9-letnia Lilia Valutyte 29 lipca została zaatakowana przez nożownika w Bostonie w Anglii. Zmarła w wyniku odniesionych obrażeń. Teraz jej rodzina chce postawić pomnik z podobizną dziewczynki w centrum Bostonu, w pobliżu Fountain Lane – miejsca, w którym została znaleziona. W internecie trwa zbiórka funduszy na ten cel.
Przyjaciółka rodziny opisała Lilię jako „pięknego anioła”. – Lilia była pięknym aniołem, była dość cicha i uwielbiała tańczyć – powiedziała. Pomnik, który ma zostać wzniesiony, przybierze właśnie postać anioła z twarzą 9-latki. – Chcielibyśmy, aby ten pomnik był symbolem pokoju i światła, aby każdy mógł przyjść i przypomnieć sobie, jak cenne jest życie człowieka – mówią bliscy dziewczynki.
Morderstwo w biały dzień
Relacje świadków wskazują, że dziewczynka została zaatakowana przez sprawcę, kiedy bawiła się ze swoją młodszą siostrą przed domem. Podejrzewany w sprawie jest 22-letni Deividas Skebas. Mężczyzna został aresztowany 200 metrów od miejsca zdarzenia, ale jego motywy nadal nie są znane.

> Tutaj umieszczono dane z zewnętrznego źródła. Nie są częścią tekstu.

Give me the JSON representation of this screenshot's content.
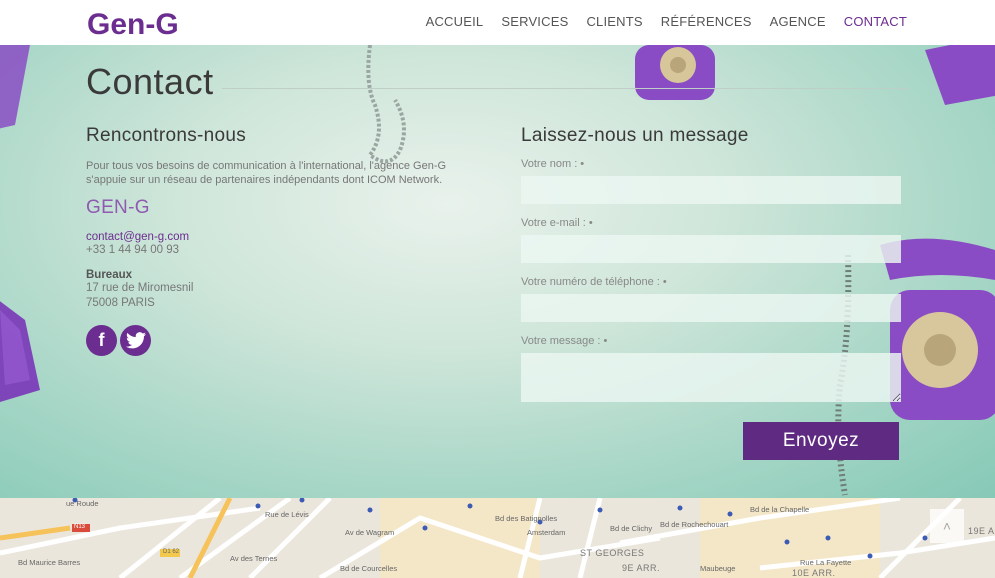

– Nagle wybiegł człowiek, którego szukali, a policjanci zaczęli wyskakiwać z domu, który przeszukiwali. Wskoczyli do wozów i rozpoczął się pościg. Wygląda na to, że mężczyzna biegł przez ogród na tyłach, a następnie próbował uciec do parku – relacjonował moment zatrzymania w rozmowie z „The Sun” jeden ze świadków. Oskarżony o zabójstwo stanie przed sądem 19 września.
facebookCzytaj też:
Na Podlasiu postawili żydom pomnik. „Ludzie mieszkają na grobach. Przy każdym kopnięciu ziemi, wyłażą kości”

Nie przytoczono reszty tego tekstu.